Un anno di guerra, zero soluzioni: l’Ue alla prova del fuoco (e del fallimento)

A un anno dagli attacchi di Hamas, l'Ue resta paralizzata tra divisioni interne e incapacità di agire: una crisi di leadership.

Un anno di guerra, zero soluzioni: l’Ue alla prova del fuoco (e del fallimento)

Nel giorno in cui il mondo commemora il primo anniversario degli attacchi di Hamas contro Israele, l’Unione europea è la solita orchestra senza direttore, dove ogni musicista suona la propria partitura. È questo il quadro che emerge a un anno di distanza da quel tragico 7 ottobre 2023, con l’Ue incapace di trovare una voce comune su una delle crisi più complesse e durature del nostro tempo.

Mentre Ursula von der Leyen, presidente della Commissione europea, partecipa alla cerimonia commemorativa per le 1.200 vittime israeliane e i 250 ostaggi, il Medio Oriente ribolle. Gaza continua a sanguinare sotto i bombardamenti, il Libano trema per gli scontri tra Israele e Hezbollah e l’Iran viene minacciato di rappresaglie. In questo scenario da polveriera, l’Ue si dimostra incapace di offrire una risposta unitaria e coerente.

L’Europa: un coro di voci stonate

L’Unione si presenta come un mosaico di posizioni contrastanti. Da un lato, Austria e Ungheria si ergono a paladini di Israele.

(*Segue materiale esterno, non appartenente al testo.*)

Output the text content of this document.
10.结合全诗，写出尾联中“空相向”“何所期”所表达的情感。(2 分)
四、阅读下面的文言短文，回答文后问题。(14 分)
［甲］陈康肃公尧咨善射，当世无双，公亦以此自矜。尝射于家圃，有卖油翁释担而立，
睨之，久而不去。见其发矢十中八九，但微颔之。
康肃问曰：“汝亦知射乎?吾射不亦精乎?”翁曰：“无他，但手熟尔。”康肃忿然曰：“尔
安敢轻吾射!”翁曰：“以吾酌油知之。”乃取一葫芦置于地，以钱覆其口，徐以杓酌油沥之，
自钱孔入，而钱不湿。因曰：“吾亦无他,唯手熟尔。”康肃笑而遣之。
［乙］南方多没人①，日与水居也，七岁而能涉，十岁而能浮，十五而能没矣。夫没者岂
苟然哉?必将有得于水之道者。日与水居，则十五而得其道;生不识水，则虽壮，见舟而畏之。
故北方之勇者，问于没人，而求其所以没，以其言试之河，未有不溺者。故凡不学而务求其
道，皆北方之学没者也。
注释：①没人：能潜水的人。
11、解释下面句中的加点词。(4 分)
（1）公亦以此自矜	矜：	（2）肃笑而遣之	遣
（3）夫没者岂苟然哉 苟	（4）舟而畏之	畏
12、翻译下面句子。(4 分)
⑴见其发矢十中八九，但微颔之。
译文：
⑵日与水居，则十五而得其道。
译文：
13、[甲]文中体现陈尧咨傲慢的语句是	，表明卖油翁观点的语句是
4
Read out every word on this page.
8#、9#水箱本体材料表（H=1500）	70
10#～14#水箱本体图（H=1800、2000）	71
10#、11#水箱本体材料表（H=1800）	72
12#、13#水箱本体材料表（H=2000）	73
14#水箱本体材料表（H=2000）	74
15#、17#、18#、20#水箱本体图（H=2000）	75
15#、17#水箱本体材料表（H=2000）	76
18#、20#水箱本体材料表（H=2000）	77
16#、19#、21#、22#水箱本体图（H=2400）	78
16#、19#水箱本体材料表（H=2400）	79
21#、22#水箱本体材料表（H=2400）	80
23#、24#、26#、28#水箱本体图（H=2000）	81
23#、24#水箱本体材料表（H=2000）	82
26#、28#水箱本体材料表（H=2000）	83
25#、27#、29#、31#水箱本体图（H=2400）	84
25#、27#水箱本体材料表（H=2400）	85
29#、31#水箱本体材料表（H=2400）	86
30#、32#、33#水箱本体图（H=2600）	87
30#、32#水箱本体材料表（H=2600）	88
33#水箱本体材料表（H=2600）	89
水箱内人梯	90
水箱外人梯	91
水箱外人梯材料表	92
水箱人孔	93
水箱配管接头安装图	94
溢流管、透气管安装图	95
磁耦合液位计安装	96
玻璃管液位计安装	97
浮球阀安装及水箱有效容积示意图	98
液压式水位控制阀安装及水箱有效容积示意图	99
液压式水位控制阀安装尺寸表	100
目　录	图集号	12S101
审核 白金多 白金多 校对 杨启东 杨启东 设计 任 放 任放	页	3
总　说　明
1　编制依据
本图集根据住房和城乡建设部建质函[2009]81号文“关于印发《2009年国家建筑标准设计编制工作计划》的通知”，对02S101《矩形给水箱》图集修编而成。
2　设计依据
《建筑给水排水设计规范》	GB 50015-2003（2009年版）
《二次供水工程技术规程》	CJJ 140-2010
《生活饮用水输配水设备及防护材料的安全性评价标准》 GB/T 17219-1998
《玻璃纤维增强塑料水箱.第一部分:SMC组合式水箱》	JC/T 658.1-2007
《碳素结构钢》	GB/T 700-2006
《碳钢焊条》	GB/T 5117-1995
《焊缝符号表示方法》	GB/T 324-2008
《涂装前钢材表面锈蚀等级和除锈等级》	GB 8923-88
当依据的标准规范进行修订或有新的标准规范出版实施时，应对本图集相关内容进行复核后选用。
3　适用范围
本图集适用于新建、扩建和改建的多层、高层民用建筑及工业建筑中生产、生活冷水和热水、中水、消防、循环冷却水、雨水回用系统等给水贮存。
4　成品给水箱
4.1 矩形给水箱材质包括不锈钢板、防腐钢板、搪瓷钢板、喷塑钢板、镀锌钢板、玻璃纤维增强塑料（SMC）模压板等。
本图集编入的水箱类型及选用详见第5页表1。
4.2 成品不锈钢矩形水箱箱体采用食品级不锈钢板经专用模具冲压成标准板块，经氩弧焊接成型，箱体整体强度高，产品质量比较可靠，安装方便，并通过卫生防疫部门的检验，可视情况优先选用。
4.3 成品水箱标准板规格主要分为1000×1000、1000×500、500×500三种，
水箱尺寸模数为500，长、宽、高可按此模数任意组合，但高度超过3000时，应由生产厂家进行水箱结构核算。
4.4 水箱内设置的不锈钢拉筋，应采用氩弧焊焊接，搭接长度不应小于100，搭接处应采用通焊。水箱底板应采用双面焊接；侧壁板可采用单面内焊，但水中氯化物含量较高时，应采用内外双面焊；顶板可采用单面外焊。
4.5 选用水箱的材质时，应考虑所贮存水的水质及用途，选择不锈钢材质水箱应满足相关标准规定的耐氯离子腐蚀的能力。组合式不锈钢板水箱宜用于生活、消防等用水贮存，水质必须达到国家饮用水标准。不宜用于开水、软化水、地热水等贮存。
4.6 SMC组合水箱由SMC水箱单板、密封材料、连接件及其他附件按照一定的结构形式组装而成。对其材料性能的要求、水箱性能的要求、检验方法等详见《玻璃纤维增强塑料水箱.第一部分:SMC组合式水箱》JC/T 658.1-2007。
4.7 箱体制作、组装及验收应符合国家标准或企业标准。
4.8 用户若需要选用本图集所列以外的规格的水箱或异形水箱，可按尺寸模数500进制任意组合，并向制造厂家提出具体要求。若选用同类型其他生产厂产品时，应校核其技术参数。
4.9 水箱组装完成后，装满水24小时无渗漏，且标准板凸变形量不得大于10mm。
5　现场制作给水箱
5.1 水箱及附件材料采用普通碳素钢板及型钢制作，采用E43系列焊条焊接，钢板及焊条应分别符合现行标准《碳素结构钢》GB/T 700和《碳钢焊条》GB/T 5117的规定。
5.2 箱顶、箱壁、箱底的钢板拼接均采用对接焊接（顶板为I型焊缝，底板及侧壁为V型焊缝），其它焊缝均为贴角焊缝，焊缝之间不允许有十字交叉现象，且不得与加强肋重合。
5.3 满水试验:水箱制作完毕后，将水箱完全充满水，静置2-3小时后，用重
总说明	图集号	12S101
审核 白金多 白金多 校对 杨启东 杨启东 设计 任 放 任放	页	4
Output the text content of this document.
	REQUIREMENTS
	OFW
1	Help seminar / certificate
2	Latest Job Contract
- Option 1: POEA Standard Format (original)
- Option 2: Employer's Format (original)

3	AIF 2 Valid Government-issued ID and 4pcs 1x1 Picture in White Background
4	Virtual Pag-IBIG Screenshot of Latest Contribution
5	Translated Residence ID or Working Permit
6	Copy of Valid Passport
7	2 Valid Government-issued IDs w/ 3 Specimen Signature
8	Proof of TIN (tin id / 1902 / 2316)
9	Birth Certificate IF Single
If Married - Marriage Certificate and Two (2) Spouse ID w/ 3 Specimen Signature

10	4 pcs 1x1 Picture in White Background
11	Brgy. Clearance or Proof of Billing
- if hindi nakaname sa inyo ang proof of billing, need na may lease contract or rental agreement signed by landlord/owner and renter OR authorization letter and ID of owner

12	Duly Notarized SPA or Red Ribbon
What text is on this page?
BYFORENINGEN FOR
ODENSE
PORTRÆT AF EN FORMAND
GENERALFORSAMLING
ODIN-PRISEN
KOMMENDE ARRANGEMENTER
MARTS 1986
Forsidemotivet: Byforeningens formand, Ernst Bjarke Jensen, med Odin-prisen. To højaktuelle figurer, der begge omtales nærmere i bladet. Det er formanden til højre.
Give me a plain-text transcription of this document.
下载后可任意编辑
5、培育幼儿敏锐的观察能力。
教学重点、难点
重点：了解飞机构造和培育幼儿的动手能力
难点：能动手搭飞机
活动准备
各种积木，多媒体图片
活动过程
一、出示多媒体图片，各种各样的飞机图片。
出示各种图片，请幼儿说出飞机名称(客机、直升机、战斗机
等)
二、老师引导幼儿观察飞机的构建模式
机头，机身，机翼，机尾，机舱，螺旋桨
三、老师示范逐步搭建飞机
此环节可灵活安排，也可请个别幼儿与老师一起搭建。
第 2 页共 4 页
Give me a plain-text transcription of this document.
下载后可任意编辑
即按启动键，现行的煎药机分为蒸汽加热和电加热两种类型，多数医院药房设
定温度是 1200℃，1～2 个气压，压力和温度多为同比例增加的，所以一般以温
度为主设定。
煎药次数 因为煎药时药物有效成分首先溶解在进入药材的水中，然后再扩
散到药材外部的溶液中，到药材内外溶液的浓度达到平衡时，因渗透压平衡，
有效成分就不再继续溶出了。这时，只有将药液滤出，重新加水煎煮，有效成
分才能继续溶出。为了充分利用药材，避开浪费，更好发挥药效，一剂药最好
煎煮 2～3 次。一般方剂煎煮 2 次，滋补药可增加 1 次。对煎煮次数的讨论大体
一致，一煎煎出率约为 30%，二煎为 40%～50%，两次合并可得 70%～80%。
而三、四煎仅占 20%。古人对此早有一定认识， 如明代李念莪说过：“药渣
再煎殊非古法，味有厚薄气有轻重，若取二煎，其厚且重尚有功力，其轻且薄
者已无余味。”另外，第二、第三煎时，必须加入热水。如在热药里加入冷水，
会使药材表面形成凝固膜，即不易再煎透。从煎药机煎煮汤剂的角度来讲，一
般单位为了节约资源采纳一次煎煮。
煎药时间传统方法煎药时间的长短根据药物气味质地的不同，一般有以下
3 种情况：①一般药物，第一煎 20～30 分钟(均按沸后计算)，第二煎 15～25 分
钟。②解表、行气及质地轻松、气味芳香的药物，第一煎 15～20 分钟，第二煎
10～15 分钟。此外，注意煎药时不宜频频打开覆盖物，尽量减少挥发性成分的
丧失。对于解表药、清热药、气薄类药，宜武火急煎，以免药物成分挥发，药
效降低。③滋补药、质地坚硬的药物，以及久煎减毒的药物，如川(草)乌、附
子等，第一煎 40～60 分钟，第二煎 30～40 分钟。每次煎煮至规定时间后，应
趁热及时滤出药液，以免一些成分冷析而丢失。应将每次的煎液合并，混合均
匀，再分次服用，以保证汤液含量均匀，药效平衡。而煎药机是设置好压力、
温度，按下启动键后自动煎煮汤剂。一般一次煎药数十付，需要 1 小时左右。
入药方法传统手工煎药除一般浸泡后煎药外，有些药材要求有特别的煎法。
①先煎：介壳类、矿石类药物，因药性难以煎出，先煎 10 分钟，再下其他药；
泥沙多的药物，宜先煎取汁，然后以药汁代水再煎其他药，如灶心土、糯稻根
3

Dall’altro, Irlanda, Spagna e Belgio alzano la voce in difesa dei palestinesi. In mezzo, una vasta gamma di sfumature diplomatiche che rendono impossibile qualsiasi azione comune efficace. Le tensioni non si limitano alle capitali europee. L’Irlanda, con i suoi 347 caschi blu in Libano, respinge con fermezza la richiesta israeliana di ritirare i peacekeepers, definendola “oltraggiosa”. La Francia di Macron, invocando un embargo sulle armi verso Israele, si attira le ire di Netanyahu che risponde con un video al vetriolo.

Silenzio assordante: il vuoto diplomatico dell’Ue

Mentre von der Leyen ribadisce la condanna di Hamas e la solidarietà a Israele, pur esprimendo preoccupazione per Gaza, Josep Borrell, Alto Rappresentante per la Politica Estera dell’Ue, brilla per il suo silenzio. Un’assenza di comunicazione che parla più di mille dichiarazioni, evidenziando la paralisi decisionale ai vertici dell’Unione.

In una dichiarazione domenicale, von der Leyen ha affermato: “Non ci può essere alcuna giustificazione per gli atti di terrore di Hamas. Condanno ancora una volta, e nei termini più forti possibili, quegli attacchi barbari”. Ha inoltre ribadito la speranza dell’Ue per un cessate il fuoco immediato e il rilascio degli ostaggi rimanenti, deplorando la “terribile” situazione umanitaria a Gaza e mettendo in guardia contro una “spirale di violenza” in tutta la regione.

L’incapacità dell’Ue di parlare con una sola voce ha effetti devastanti sulla sua credibilità internazionale. Sul piano diplomatico, l’Europa si riduce a spettatore passivo di eventi che la riguardano da vicino. La sua autorevolezza come attore geopolitico viene minata alla radice, mentre gli sforzi umanitari, urgenti e necessari, vengono ostacolati dalla mancanza di coordinamento. Non da ultimo, le fratture interne all’Unione si allargano, minacciando la coesione su altri dossier cruciali. La posta in gioco non è solo la pace in Medio Oriente, ma la stessa credibilità dell’Unione come attore globale.

In Europa e nel mondo, migliaia di persone hanno partecipato a manifestazioni. Alcune si sono riunite in solidarietà con Israele, chiedendo il rilascio degli ostaggi rimanenti ma molte di più sono scese in piazza per protestare contro le operazioni militari israeliane. Le manifestazioni riflettono la divisione dell’opinione pubblica che si rispecchia nella frammentazione delle posizioni politiche all’interno dell’Ue. 

L’anniversario degli attacchi del 7 ottobre mette a nudo non solo la tragedia del conflitto israelo-palestinese ma anche l’inadeguatezza dell’Ue di fronte alle sfide geopolitiche del nostro tempo. In un mondo sempre più polarizzato e instabile l’Europa non può più permettersi il lusso di parlare con voci discordanti. Il risultato è una riduzione a un’appendice marginale nelle grandi partite geopolitiche, condannata all’irrilevanza proprio quando il suo ruolo sarebbe più necessario che mai.

La posta in gioco è alta: non solo il futuro del Medio Oriente ma anche il ruolo dell’Europa nel mondo del XXI secolo.